Setelah mendapatkan ilmu sesuai dengan kehendak Allah, beliau kembali ke Negeri Tustar hingga terkenal sebagai ulama yang zuhud, rajin beribadah dan tahajud. Kemudian beliau selalu bepergian ke segala penjuru, ke berbagai belahan negeri dan kampung. Beliau banyak bertemu dengan para ulama dan para wali. 

Beliau banyak mengambil faedah dari para ulama dan gurunya tersebut. Beliau berperilaku sebagaimana petunjuk mereka dan mengambil ilmu dengan belajar talaki kepada mereka hingga beliau mendapatkan ilmu syariah yang benar. Beliau melakukan perjalanan terus-menerus hingga beberapa tahun lamanya, kemudian kembali ke Tustar dengan membawa cahaya yang penuh dari Allah SWT. Lalu beliau memulai dakwah dan mengajak manusia kepada hidayah dan kebenaran.

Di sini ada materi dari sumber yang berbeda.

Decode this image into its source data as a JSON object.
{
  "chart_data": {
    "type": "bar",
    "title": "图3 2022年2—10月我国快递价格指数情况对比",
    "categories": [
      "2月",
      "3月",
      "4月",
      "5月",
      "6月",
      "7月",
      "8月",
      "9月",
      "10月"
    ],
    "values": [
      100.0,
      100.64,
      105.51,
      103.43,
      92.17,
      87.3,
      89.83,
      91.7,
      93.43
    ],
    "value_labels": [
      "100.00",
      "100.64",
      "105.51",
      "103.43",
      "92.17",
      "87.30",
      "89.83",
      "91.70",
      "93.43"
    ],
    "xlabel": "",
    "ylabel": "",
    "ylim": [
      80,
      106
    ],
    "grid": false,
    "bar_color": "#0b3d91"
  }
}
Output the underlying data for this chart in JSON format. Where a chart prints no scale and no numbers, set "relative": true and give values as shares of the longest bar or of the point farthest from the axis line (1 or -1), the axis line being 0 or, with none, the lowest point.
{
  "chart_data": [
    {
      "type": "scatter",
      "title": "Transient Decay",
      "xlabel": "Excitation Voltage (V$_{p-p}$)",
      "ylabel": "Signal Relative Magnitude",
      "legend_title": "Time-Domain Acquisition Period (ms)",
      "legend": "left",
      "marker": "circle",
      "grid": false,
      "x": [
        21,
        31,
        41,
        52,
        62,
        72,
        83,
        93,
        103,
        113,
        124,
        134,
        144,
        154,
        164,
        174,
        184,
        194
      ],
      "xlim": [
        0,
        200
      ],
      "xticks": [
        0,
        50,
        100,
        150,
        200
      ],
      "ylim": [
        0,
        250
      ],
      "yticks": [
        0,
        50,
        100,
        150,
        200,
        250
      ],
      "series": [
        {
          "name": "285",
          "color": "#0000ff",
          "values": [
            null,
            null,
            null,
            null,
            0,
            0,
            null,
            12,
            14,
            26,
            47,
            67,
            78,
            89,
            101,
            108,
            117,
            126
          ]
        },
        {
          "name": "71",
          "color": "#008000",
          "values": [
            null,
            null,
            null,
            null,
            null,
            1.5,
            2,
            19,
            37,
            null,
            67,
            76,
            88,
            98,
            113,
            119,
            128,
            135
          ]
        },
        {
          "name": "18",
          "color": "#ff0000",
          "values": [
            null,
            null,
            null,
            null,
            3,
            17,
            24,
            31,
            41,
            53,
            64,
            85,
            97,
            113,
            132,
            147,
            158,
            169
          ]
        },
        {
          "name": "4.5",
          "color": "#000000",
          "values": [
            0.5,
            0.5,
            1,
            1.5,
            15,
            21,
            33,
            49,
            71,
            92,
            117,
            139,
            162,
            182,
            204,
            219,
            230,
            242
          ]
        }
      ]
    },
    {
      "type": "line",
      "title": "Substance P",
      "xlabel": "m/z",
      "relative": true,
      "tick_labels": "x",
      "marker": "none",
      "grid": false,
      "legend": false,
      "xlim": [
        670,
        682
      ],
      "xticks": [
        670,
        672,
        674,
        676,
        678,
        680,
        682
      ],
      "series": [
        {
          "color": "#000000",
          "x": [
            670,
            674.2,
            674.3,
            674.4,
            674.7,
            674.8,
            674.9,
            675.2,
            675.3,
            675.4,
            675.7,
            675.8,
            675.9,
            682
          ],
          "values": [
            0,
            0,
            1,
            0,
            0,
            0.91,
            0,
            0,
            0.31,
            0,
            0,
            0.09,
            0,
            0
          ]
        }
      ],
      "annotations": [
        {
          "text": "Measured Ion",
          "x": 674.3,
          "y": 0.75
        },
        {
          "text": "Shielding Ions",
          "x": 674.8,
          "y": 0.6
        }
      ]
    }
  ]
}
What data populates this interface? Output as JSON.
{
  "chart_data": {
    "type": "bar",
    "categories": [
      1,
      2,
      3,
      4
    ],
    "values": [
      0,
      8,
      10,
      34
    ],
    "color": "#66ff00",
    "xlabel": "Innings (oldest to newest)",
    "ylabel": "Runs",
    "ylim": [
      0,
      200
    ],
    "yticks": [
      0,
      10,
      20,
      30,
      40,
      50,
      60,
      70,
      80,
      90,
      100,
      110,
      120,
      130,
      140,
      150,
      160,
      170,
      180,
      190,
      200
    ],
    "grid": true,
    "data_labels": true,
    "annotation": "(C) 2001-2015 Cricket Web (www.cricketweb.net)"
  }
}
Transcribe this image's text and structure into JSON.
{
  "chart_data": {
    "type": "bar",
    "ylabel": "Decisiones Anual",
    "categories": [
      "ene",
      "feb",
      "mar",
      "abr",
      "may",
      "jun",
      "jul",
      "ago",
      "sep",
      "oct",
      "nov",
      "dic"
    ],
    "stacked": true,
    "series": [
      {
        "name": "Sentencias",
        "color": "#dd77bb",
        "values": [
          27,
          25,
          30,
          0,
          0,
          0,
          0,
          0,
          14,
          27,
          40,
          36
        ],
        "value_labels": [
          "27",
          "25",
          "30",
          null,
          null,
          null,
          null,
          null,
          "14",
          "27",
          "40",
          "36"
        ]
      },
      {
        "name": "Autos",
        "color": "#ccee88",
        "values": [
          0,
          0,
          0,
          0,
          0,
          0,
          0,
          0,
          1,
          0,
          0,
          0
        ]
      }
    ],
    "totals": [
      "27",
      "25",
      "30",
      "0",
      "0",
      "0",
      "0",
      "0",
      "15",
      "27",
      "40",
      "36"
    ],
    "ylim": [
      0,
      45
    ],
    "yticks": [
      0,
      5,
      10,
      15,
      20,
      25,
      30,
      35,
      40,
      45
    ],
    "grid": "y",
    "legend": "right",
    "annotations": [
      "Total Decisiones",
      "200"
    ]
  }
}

2.2           Guru-Guru Beliau

Guru-guru beliau diantaranya adalah :

  1. Muhammad bin Siwar
  2. Abu Habib Hamza bin Abd Allah al-Abbadani
  3. Zun al-Nun al-Misri 
  4. Muqatil ibn Sulaiman 
  5. Hammad ibn Salamah 
  6. Waki` ibn Al-Gharrah 
  7. Shufis Abu Sulaiman Ad-Darani 
  8. Bisri Al-Hafi 
  9. Sari As-Saqati
  10. Abd Ar-Rahim Al-Istakhri 

3          Penerus Beliau

3.1          Murid-murid Beliau

Murid-murid Sahal Al Tusturi yang Berguru kepada Beliau adalah:

  1. Muhammad ibn Salim dan Ahmad ibn Salim
  2. Abu Bakr Muhammad ibn Al-As`at Al-Sijzi
  3. Abu Al-Hasan Umar ibn Wasil al-`Anbar 
  4. Husain ibn Mansur Al-Halla
  5. Hasan ibn Khalaf Al-Barbahari
  6. Abu Muhammad ibn Husain Al-Jurayri 
  7. Abu Al-Hasan ibn Muhammad Al-Muzayyin Al-Tirmidzi 
  8. Isma`il ibn `Ali Al-Aili 

4          Karya Beliau

4.1           Karya-karya Beliau

Adapun beberapa karya Sahal al-Tustari diantaranya adalah:

  1. Tafsir Al-Qur’an Al-‘Adzim (Tafsir Al-Tustari).
  2. Jawabatu Ahlu Al-Yaqin.
  3. Daqaiq Al-Muhibbin.
  4. Risalah fi Al-Huruf.
  5. Risalah fi Al-Hukmi wa Al-Tashawuf.
  6. Salsabil Sahliyah.
  7. Al-Ghayatu Liahli Al-Nihayah. 
  8. Lathaif Al-Qashash Fi Qashash Al-Anbiya.
  9. Kitab Al-Ma`aridah wa Ar-Radda `Ala Ahli Al-Firqa wa Ahli Ad-Da`awa fi Al Ahwal.
  10. Kitab Al-Mistaq.
  11. Kalam Sahl.

5        Karomah

5.1       Berjalan di atas Air

Dalam kitab Tadzkirah al-Auliya’, Fariduddin Attar menceritakan Imam Muhammad Sahl bin Abdullah al-Tustari (w. 283 H), seorang sufi besar asal Tustar yang ditanya tentang karamahnya dapat berjalan di atas air. Diceritakan:

نقل: انه كان يمشي علي الماء ولا تبتلّ قدماه.
أنه قيل له: صحّ أنك تمشي علي الماء؟ قال: اسألوا عن المؤذن فإنه رجل صادق القول, فسألو, فقال: لا أعلم هذا, ولكن رأيته وقع في البركة, فلو لم أكن حاضرا لأدركه الغرق ومات في البركة.
قال الشيخ أبو علي الدقاق رحمه الله: كان سهل صاحب الكرامات ولكن يخفي علي الناس.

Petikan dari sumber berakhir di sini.